Gericht

Verfassungsgerichtshof

Entscheidungsdatum

14.03.2013

Geschäftszahl

B1037/11

Sammlungsnummer

19741

Leitsatz

Verletzung der Versammlungsfreiheit durch Untersagung einer Versammlung gegen den Ball des Wiener Korporationsringes 2011; vorbeugendes Versammlungsverbot auf Grund eines Risikos von Auseinandersetzungen nicht verfassungskonform

Rechtssatz

Beschwerdelegitimation der ÖH Uni Wien gegeben (vgl §2 Hochschülerinnen- und HochschülerschaftsG 1998). Sowohl die Einbringung der Versammlungsanzeige vom 27.01.2011 als auch die Einbringung der Beschwerde beim VfGH erfolgten durch die - zu diesen Zeitpunkten gewählte - Vorsitzende der ÖH Uni Wien (vgl §12 der Satzung der ÖH Uni Wien).

Ihre Prognoseentscheidung gründet die belangte Behörde einerseits auf Erfahrungen aus den Vorjahren, andererseits aber auch auf Vorkommnisse bei einer Spontandemonstration, die am Vorabend der von der beschwerdeführenden Partei angezeigten Standkundgebung stattgefunden hat.

Eine bloß allgemeine Befürchtung, es werde im Fall der Abhaltung einer Versammlung möglicherweise zu Ausschreitungen und damit zu einer Gefährdung der öffentlichen Sicherheit und des öffentlichen Wohles kommen, reicht für sich alleine noch nicht aus, um die Untersagung jedweder Versammlung zu rechtfertigen (mit Judikaturhinweisen).

Unter Beachtung der Rechtsprechung des EGMR (EGMR 29.07.2006, Fall Öllinger, Appl 76900/01; EGMR 02.02.2010, Fall Christian Democratic People's Party, Appl 25196/04) und dieses Verständnis vorausgesetzt haben die Prognose und die darauf folgende Abwägung stattzufinden. Der VfGH verkennt dabei nicht, dass - insbesondere dann, wenn (wie im vorliegenden Fall) die Gruppe derjenigen, die im Rahmen einer oder mehrerer Versammlungen auftreten, sehr breit gefächert ist - die Gefahrenpotentiale auch entsprechend differenzierter sein können.

Es ist auch auf die Pflicht des Staates hinzuweisen, die Ausübung des Versammlungsrechtes zu gewährleisten (vgl ua VfSlg 12501/1990).

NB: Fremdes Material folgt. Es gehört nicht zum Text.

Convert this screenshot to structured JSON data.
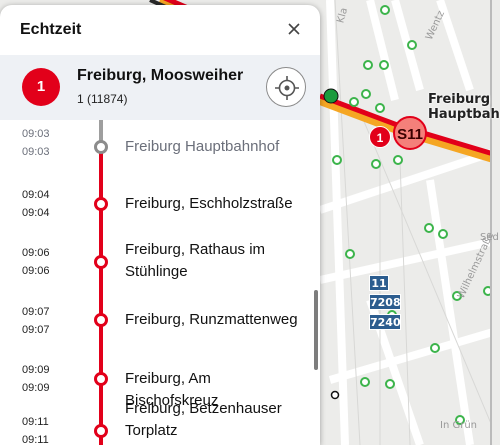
{
  "panel": {
    "title": "Echtzeit",
    "vehicle": {
      "line": "1",
      "destination": "Freiburg, Moosweiher",
      "id": "1 (11874)"
    },
    "stops": [
      {
        "arr": "09:03",
        "dep": "09:03",
        "name": "Freiburg Hauptbahnhof",
        "passed": true
      },
      {
        "arr": "09:04",
        "dep": "09:04",
        "name": "Freiburg, Eschholzstraße",
        "passed": false
      },
      {
        "arr": "09:06",
        "dep": "09:06",
        "name": "Freiburg, Rathaus im Stühlinge",
        "passed": false
      },
      {
        "arr": "09:07",
        "dep": "09:07",
        "name": "Freiburg, Runzmattenweg",
        "passed": false
      },
      {
        "arr": "09:09",
        "dep": "09:09",
        "name": "Freiburg, Am Bischofskreuz",
        "passed": false
      },
      {
        "arr": "09:11",
        "dep": "09:11",
        "name": "Freiburg, Betzenhauser Torplatz",
        "passed": false
      }
    ]
  },
  "map": {
    "station_label": "Freiburg Hauptbahnhof",
    "station_label_line1": "Freiburg",
    "station_label_line2": "Hauptbahnhof",
    "badge_tram": "1",
    "badge_sbahn": "S11",
    "bus_routes": [
      "11",
      "7208",
      "7240"
    ],
    "street_labels": {
      "wentz": "Wentz",
      "kla": "Kla",
      "sed": "Sed",
      "wilhelm": "Wilhelmstraße",
      "grun": "In Grün"
    }
  }
}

Würde nämlich allein der Umstand eines Risikos von Auseinandersetzungen bereits in jedem Fall erlauben, eine geplante Versammlung zu untersagen, liefe dies auf ein - mit verfassungsrechtlichen Grundsätzen nicht zu vereinbarendes - vorbeugendes Versammlungsverbot hinaus.

Ein solcher Verstoß ist der belangten Behörde im vorliegenden Fall vorzuwerfen.

Kostenzuspruch; kein Zuspruch des Ersatzes der entrichteten Eingabengebühr, da die beschwerdeführende Partei zur Vergebührung ihrer Beschwerde nicht verpflichtet war (§17a VfGG iVm §2 Z3 GebührenG 1957).